Pasyk's missteps are minor. I wish Ophelia's songs (sound design and composition by Richard Feren) had sounded more of a piece with the production's contemporary setting, and not generically Elizabethan (less Greensleeves, more Phoebe Bridgers). And hopefully continued outings on the Festival's thrust stage will make Pasyk more aware that actors facing off to each other center stage results in a stacked look for house right and house left, even if it may look fine from the centrally-placed stage management table in the rehearsal room. Let's hope he has many, many more opportunities for his work to be staged in this venue and others of its caliber.  

While I've been occasionally referring to Umeh's Hamlet with she/her pronouns, Pasyk's production doesn't alter the ones given by Shakespeare (still he/him after 400 years), and we go along with it just fine.

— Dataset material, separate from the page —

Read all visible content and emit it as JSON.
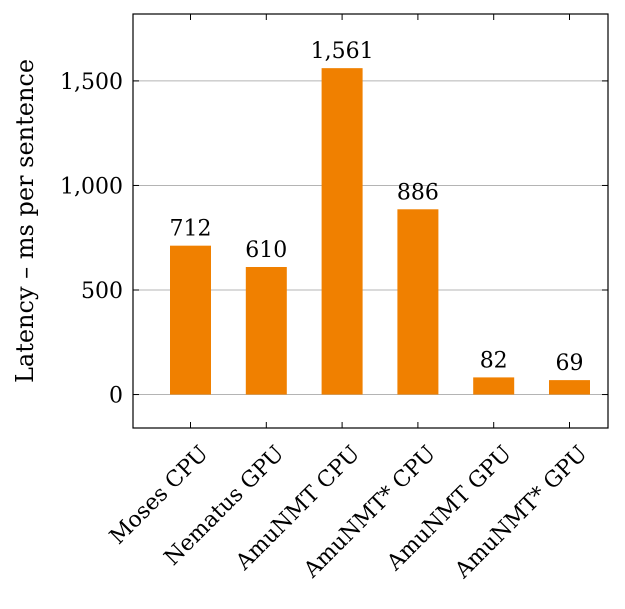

Only the snootiest of Bardolators could have an issue with such a decision. Umeh's physical appearance allows her to effortlessly inhabit her own version of a prince while never playing at or winking in the direction of masculinity. She creates a Hamlet who has characteristics of both and neither sexes. Her Hamlet is an invention that could only come via her and spring from within her individual actor's body. Her performance commands the Festival stage with a dynamism that should be the envy of classical theaters everywhere. She has given us the Prince of Denmark for our time. While every actor who plays the role believes themselves to be portraying a hyper-eloquent version of their own autobiography, this cliche may be more true in Umeh's case than many. She makes the words live and walk around. She serves up the poetry from deep within her nervous system. She inhabits the inky cloak fluidly and you never catch her acting.

Umeh, like Hamlet, has that within which passeth show.